Anticancer Res. 2009 Jul;29(7):2601-6
Amitriptyline in the prevention of chemotherapy-induced neuropathic symptoms.
Kautio AL(1), Haanpää M, Leminen A, Kalso E, Kautiainen H, Saarto T.
- Amitriptyline target 100 mg/day
- “There was no difference in the appearance of chemotherapy-induced neuropathic symptoms between the groups. In general, the intensity of neuropathic symptoms was mild.”
This lack of effect in chemotherapy induced neuropathy was seen in a prior article:
Kautio, Anna-Liisa, et al.
Amitriptyline in the treatment of chemotherapy-induced neuropathic symptoms.
Journal of pain and symptom management 35.1 (2008): 31-39.
- Amitriptyline – start at 10 and work up to 50 mg if tolerate
- “The results demonstrated that amitriptyline did not improve sensory neuropathic symptoms”
- did suggest quality of life might be bit better probably re sleep
Interestingly, the one often quoted had nothing to do with its painkilling effects, it rated the recovery of Post-herpetic neuralgia at 6 months:
The effects of pre-emptive treatment of postherpetic neuralgia with amitriptyline: A randomized, double-blind, placebo-controlled trial.
Journal of pain and symptom management, 13(6), 327-331.(1997)
- Amitriptyline 25 mg
- cut incidence of pain at 6 months but did not say whether it controls pain.
Part of the problem could be dose – A study on post stroke pains found that amitriptyline/nortriptyline (its metabolite)needed to be over 300 mmol/l for best effect.
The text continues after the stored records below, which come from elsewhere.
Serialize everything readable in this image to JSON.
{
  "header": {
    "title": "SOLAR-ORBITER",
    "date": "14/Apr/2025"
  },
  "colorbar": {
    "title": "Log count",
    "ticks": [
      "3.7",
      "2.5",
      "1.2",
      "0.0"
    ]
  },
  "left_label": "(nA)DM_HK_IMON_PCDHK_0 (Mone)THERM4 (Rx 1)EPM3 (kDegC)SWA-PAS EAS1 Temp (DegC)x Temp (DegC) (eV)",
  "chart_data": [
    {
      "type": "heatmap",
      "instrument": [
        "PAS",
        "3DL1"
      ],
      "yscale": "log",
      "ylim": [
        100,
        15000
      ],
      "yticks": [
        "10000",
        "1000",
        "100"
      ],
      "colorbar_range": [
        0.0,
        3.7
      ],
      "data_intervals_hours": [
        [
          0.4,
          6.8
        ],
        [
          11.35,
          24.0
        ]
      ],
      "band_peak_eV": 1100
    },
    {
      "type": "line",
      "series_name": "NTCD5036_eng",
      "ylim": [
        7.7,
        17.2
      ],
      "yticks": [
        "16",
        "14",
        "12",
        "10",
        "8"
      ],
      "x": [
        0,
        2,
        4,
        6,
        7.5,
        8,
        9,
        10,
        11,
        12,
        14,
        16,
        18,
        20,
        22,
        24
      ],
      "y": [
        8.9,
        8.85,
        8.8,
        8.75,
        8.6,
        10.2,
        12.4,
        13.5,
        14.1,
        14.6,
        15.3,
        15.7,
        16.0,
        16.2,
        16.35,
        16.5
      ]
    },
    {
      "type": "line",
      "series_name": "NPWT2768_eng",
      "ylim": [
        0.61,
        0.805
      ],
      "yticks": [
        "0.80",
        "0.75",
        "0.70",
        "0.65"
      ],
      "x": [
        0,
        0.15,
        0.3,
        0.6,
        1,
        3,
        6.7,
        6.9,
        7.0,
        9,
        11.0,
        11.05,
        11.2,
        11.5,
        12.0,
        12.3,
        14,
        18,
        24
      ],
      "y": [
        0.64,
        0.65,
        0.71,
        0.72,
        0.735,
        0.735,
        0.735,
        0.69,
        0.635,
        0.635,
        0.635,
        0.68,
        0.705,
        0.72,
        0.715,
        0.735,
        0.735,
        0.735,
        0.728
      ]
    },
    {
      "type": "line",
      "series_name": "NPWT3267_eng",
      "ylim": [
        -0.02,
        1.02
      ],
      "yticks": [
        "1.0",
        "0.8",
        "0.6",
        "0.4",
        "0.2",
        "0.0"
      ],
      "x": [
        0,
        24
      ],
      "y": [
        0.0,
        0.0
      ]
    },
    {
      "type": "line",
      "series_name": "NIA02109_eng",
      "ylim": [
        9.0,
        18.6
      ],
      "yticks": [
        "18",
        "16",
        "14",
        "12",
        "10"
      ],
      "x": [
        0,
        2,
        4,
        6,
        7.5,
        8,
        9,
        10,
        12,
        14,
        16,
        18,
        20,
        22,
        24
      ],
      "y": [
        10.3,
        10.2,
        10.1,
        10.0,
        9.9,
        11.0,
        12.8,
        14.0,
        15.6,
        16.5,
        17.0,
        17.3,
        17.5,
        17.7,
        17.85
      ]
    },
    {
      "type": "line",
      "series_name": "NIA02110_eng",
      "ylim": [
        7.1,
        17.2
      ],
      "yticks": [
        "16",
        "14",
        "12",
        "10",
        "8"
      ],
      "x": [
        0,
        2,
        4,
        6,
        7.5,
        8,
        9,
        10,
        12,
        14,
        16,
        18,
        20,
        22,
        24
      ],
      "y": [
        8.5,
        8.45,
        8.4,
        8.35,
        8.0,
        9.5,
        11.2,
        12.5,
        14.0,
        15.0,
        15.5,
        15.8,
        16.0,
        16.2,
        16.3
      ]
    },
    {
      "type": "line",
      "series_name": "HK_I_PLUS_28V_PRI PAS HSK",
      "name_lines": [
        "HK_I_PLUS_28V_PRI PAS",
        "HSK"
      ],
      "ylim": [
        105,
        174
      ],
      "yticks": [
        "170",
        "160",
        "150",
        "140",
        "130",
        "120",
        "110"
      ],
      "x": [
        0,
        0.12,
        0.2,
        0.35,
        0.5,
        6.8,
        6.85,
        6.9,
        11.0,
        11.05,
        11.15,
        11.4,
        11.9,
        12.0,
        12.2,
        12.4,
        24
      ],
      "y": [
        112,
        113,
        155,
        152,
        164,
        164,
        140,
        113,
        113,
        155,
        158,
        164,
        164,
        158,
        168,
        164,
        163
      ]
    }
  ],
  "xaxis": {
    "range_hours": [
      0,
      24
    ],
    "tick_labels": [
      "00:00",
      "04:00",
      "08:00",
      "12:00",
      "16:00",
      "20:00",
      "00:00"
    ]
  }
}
They got all their subjects on 75 mg but only 2/3 reached above 300.
Central post-stroke pain – a controlled and carbamazepine
G. Leijon, J. Boivie
Pain, 36 (1989) 27-36
Many studies are comparison studies with no placebo. Placebo effect is usually pegged at 20%. Marginally significant improvement is a VAS drop of 1 from placebo. Moderately significant would be 2 or over. Some studies:
Comparison study of Amitriptyline and gabapentin in diabetic neuropathy – Barely much more than placebo.
In an electrotherapy comparison study for diabetic neuropathy – no effect
In a diabetic neuropathy study comparison with pregabalin: 64-50 = drop of VAS 1.4/10 – about the only study showing effect though modest
For diabetic neuropathy at 75 mg compared with Maprotiline (Ludiomel) – 4.5- 3.8 = 0.7 NO GOOD
If we were to put this all together:
Only time I see much use for amitriptyline is in a duloxetine or pregabalin study where there was a “being treated like king” drug study effect.
Comment – I am not a great believer in TCA’s for pain and feel this is one of the biggest scams of the 20th/21st century. I would never expect it to be a first line treatment except to help sleep – where pregabalin might be better (though not for sciatica). To be fair results might be betteer if treatments weree at least 75 mg – though only 2/3 reach therapeutic doses there, and may need up to 150 mg.